Interconnessioni è un’istallazione interattiva, un’esperienza multisensoriale e di deprivazione dei sensi allo stesso tempo. L’opera si costituisce di un insieme di teste, con al loro interno delle micro immagini mentali; da esse partono centinaia di  connessioni  che a loro volta vanno a creare una macro – immagine mentale, avvolgendo tutto quello che la circonda, ricreando cosi un nuovo mondo. Non vi è una forma prestabilita, ma tutto è un continuo connettersi d’intrecci .

L’istallazione ha l’intento di portare inizialmente lo spettatore ad uno stato di disorientamento . Nel momento in cui l’opera si attiva, attraverso luci stroboscopiche agli uv  ad intervalli ritmici, associate a dei suoni e dei video intermittenti permettono di indurre lo spettatore in uno stato di trance, cercando di suggestionare la sua mente e trasportandolo in un altro mondo interconnesso.

Questo insieme di stimoli prodotti dalle varie componenti che formano l’opera vogliono ricreare uno esperienza  nel quale l’osservatore riesce ad esperire uno stato alterato di coscienza, una fuga dall’esistenza e della realtà per mezzo di un viaggio multisensoriale, verso una sorta di pace del nulla.
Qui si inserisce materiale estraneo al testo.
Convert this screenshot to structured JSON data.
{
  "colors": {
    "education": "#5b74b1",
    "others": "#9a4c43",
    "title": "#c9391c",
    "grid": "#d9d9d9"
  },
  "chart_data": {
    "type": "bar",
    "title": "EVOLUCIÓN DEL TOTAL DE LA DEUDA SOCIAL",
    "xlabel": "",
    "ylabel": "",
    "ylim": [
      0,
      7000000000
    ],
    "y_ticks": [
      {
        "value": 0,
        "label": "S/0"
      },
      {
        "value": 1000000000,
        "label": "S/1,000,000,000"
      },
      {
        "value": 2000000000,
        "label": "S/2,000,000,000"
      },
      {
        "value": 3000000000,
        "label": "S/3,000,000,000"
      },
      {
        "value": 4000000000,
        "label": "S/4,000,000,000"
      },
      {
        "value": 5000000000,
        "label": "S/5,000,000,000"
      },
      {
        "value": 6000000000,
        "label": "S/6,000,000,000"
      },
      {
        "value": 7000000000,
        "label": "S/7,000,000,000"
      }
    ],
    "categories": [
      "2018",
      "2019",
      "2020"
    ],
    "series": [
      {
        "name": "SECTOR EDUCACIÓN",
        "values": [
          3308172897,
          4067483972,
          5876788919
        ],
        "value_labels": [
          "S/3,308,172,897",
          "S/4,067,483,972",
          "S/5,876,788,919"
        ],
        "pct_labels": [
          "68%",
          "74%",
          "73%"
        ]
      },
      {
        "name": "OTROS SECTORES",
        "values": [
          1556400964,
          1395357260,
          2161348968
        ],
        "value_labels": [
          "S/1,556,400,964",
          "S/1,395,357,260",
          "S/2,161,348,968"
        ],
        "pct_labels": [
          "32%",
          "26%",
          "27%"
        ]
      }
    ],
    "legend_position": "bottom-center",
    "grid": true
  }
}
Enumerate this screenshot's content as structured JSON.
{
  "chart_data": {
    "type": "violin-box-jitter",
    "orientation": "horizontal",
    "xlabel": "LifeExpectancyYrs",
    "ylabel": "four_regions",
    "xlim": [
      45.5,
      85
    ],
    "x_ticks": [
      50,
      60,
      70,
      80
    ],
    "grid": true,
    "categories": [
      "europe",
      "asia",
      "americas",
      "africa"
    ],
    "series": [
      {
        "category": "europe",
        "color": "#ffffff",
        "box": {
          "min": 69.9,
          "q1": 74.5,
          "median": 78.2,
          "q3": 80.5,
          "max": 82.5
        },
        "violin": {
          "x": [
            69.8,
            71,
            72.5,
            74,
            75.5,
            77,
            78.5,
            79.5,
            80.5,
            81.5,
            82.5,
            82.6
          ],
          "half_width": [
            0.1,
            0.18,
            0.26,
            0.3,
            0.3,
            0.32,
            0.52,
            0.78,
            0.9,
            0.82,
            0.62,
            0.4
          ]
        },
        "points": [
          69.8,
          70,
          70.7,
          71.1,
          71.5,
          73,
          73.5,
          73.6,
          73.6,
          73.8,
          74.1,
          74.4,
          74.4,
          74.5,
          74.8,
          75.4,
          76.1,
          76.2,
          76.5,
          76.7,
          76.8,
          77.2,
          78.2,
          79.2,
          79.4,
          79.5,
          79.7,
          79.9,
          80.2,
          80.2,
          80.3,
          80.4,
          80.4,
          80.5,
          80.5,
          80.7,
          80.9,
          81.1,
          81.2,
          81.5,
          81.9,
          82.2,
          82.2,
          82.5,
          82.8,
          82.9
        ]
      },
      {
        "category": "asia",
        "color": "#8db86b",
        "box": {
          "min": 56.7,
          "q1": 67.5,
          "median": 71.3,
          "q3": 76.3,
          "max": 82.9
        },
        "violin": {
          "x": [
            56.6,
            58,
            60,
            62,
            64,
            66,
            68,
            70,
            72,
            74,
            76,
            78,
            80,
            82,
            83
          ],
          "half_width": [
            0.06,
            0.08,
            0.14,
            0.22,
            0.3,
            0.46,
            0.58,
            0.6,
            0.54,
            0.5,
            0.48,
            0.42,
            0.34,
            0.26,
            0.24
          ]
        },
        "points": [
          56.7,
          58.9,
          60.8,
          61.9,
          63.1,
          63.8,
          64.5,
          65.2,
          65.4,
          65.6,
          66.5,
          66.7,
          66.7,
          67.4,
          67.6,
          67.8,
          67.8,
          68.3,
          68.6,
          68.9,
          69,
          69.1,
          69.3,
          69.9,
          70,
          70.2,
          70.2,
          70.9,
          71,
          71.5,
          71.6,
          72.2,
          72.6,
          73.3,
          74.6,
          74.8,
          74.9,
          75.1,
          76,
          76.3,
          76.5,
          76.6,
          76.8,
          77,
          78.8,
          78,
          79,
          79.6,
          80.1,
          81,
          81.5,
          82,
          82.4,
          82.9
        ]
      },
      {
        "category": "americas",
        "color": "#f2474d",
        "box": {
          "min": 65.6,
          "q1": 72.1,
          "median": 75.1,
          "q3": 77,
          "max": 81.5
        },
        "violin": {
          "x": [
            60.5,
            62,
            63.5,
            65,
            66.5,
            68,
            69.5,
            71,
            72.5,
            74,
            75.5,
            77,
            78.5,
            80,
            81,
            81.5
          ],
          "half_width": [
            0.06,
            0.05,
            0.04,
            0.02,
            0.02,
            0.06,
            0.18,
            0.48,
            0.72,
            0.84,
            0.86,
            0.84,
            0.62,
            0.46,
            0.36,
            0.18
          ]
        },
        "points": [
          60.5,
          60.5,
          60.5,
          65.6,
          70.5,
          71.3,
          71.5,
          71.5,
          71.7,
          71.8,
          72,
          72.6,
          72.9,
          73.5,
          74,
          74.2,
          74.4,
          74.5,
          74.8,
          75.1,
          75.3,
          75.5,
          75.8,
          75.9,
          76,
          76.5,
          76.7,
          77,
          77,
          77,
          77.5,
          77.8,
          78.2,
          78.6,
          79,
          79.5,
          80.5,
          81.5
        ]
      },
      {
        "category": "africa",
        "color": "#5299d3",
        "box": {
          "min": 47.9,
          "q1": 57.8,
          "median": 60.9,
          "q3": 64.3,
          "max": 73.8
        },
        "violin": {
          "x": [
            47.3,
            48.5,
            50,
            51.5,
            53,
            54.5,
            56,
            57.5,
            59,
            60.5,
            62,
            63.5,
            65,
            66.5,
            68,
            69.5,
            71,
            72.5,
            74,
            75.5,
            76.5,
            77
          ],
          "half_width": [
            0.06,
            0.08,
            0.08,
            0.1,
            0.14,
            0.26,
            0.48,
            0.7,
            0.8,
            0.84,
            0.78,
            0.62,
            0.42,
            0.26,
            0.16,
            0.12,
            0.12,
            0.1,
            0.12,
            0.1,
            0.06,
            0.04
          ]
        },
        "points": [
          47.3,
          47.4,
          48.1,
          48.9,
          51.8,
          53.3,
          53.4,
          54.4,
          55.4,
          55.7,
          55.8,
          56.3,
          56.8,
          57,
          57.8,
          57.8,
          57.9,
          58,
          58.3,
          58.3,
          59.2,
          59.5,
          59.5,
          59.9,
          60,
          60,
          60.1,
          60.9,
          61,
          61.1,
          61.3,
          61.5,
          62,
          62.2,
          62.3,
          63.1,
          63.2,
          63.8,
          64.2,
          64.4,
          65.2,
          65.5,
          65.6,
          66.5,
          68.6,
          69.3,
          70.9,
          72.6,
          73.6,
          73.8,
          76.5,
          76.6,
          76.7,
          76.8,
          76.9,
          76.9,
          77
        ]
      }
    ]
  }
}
La lampada stroboscopica  a bagliori ritmici uv, permette ai colori di prendere  maggior risalto, visibilità e farli vibrare di forza interiore,e allo stesso tempo genera momenti di buio inducendoci all’ascolto. La luce sembra agire direttamente attraverso i nervi ottici,e  sulle manifestazioni elettriche dell’attività celebrale, causando se cosi possiamo dire, un interferenza ritmica facilitando la visone ad immaginari  mentali. L’alternarsi di spento e acceso, serve anche per indurre lo spettatore ad  << ascoltare nel nero del buio dell’oscurità più profonda >>,cercando cosi di avviare un’esperienza non solo visiva, ma anche uditiva. intensificata non solo per il suggestionare la creazioni d’immagini mentali e della quantificazione spaziale, volumetrica del mondo,  ma anche nella direzione del ascoltare degli impulsi sonori:  << il ritmo che scandisce e segmenta lo spazio sonoro disegna il tempo secondo più o meno marcate vettorialità,sospensioni, accelerazioni>>.

L’ascolto al buio non è infatti solo un modo di conoscere e di percepire la realtà, ma anche un appello ad assegnare  ai suoni dei codici di significato in grado di spiegare e suggestionare la percezione del mondo, di costruire una Weltanshaung, “una visione del mondo” attraverso l’osservazione assunta dall’orecchio, oltre a quella della vista. L’esperienza dell’ascolto nell’ambiente di un buio alternato, o di completamente buio, favorisce l’emergere e la percezione dei suoni all’interno del silenzio, può essere anche una comunicazione interpersonale con se stessi. Nel buio troviamo esplorazioni sentimentali e psicologiche, è come se il nero favorisca l’intensità percettive e la rivelazione delle risonanze esteriori e interiori.